Over the past few years, I've read several novels that had a gay/lesbian side character who, at some point in the book, made a comment about a member of the opposite gender thusly: "Ooh, that character's so attractive, he/she could definitely turn me straight!"

Seriously, there are so many of these lines out there that I don't even have to think about their existence. They're out there, a mini phenomenon. But recently, I stopped to consider what that line actually means to me. And I'm not happy with the results of that thinking binge, not at all. Which is always a risk you take when you start thinking, so don't worry. I know the risks of binge thinking, but they won't scare me off. I'll be at it again soon.

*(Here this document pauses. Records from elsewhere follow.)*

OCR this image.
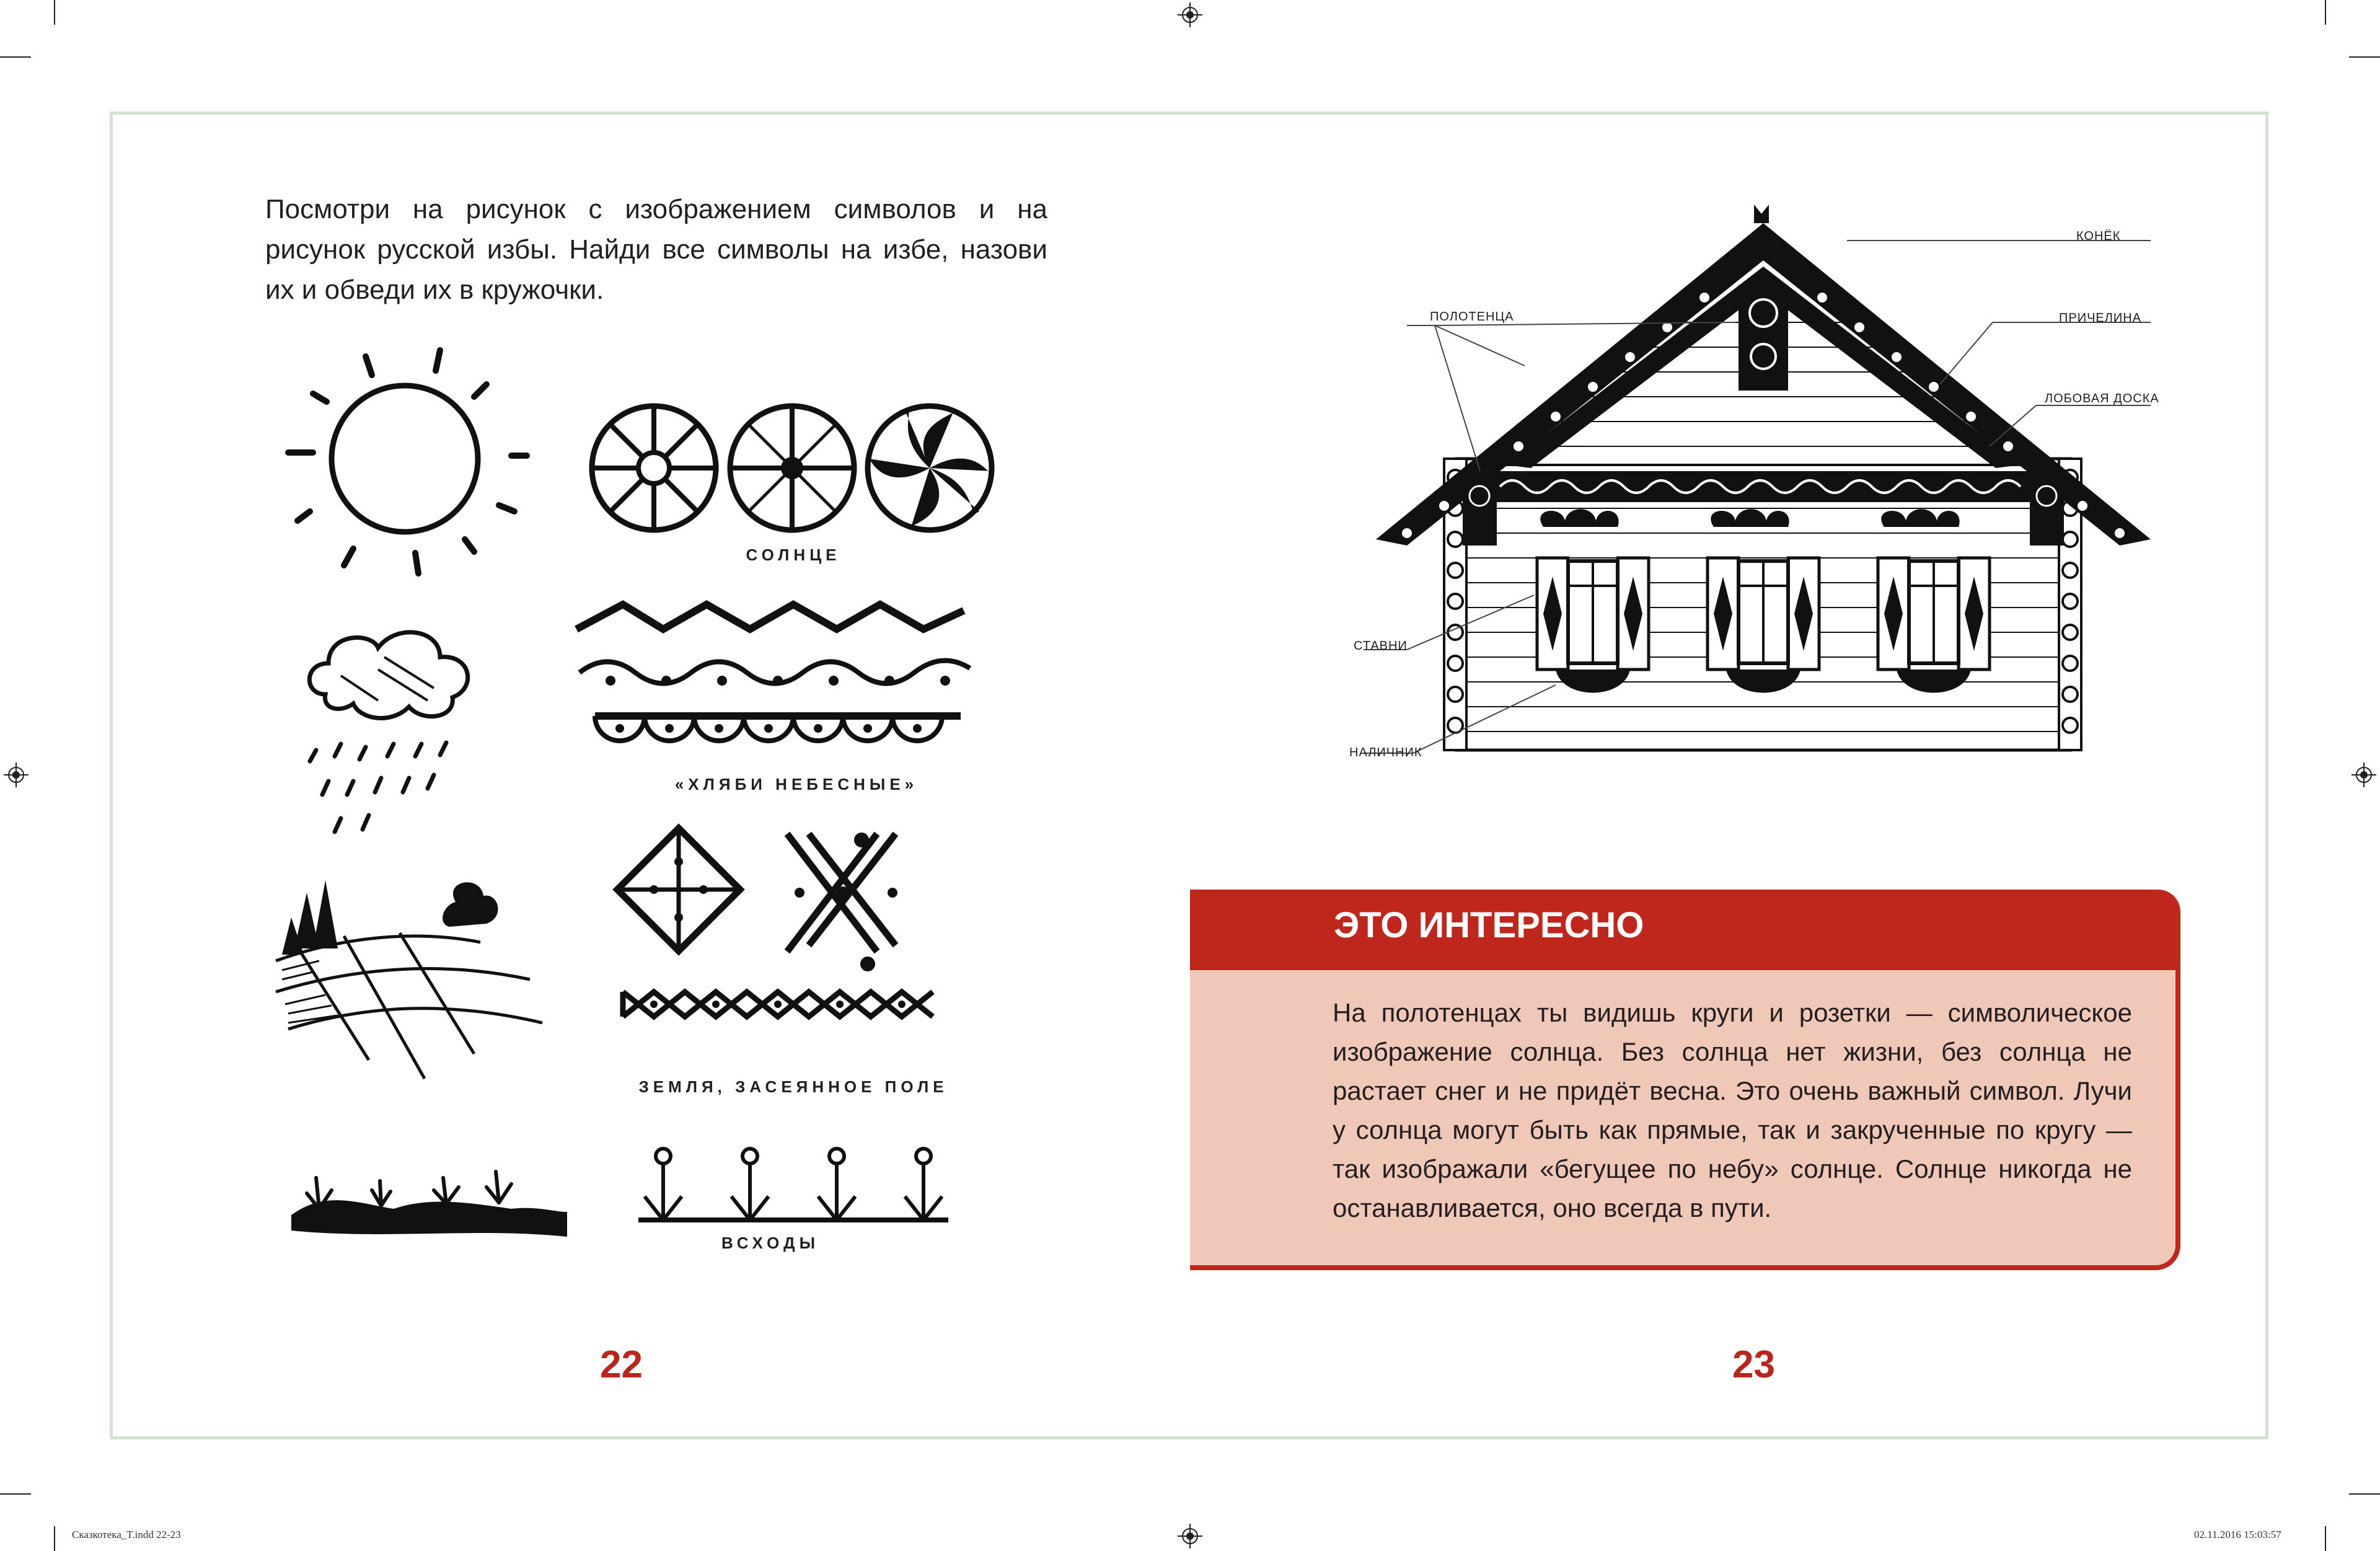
Посмотри на рисунок с изображением символов и на рисунок русской избы. Найди все символы на избе, назови их и обведи их в кружочки.
СОЛНЦЕ
«ХЛЯБИ НЕБЕСНЫЕ»
ЗЕМЛЯ, ЗАСЕЯННОЕ ПОЛЕ
ВСХОДЫ
22
КОНЁК
ПОЛОТЕНЦА	ПРИЧЕЛИНА
ЛОБОВАЯ ДОСКА
СТАВНИ
НАЛИЧНИК
ЭТО ИНТЕРЕСНО
На полотенцах ты видишь круги и розетки — символическое изображение солнца. Без солнца нет жизни, без солнца не растает снег и не придёт весна. Это очень важный символ. Лучи у солнца могут быть как прямые, так и закрученные по кругу — так изображали «бегущее по небу» солнце. Солнце никогда не останавливается, оно всегда в пути.
23
Сказкотека_T.indd 22-23	02.11.2016 15:03:57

Anyway. My binge thinking began by reminding me of this fun video on YouTube, called When Did You Choose to be Straight? From there, I started feeling this as-yet-unnamed horror creeping up my psyche, in regards to the quote at the top of this post.

Why is it that only the gay and lesbian characters say that line? I've never seen a straight character say it. I don't hope they're out there, for reasons I'll get to in a minute, but if there were books with straight characters saying some version of that line, I'd at least feel that I were living among slightly less discrimination than usual.

See, when only the homosexual characters say that line, it implies that authors, as one body of writers, are living with the apparently obvious "truth" that gay characters can change their sexual orientation at will, while straight characters wouldn't even consider it. Reading that line runs me right past "Oh, it's just a flirty line saying someone's hot" and straight into "Maybe you should stick to writing what you know."

It gets worse, at least in my head. I tried to apply that line to myself. How would I have to be feeling if I were to say that line out loud and mean it? I couldn't come up with any possible situation. Then I worked on creating an equivalent statement for myself, and I got horrified enough to get out of bed and post this before breakfast.

For me, personally and individually, "Ooh, that character's so attractive, he/she could definitely turn me straight!" is the perfect equivalent of: "Ooh, that character's so attractive, he could definitely make me like getting raped by him!"

Just. No. The line is only humorous until you stop and think about what it actually says: that GLBTQ characters have no original orientation and don't want one. I'm as straight as they come and I'm offended. (I hope that's okay, because that isn't changing, either.)

This is just one of the many examples of homosexual stereotyping in fiction that have been jumping out at me as poor choices for creating a balanced reaction in readers' minds. Homosexuality is just one facet of real people's lives. Why does it have to be expanded into glib stereotyping in fiction? It doesn't.

1 comment:

  1. Not that I've done a scientific analysis of this or anything, but I think this is a matter of gender as well as sexual orientation. I do hear straight women pretty consistently say, "She's so gorgeous I'd sleep with her." (Specifically jumping out at me, although these aren't fictional examples, are Britney Spears kissing Madonna in 2003 and Katy Perry's "I Kissed a Girl" song - then again, that might all be for perceived shock value?) And equally I think gay men are sometimes prone to say...well, that exact same statement. But I rarely hear straight men talking about going gay for Ryan Gosling, or, for that matter, gay women rarely talk about wanting a man in their lives. Perhaps men are just unattractive creatures, LOL. Again, not so scientific. I understand what you mean about the concept being heteronormative which sets us back as a culture, but I've certainly seen it happen IRL so I don't know that it's like, crazytown to see it in fiction.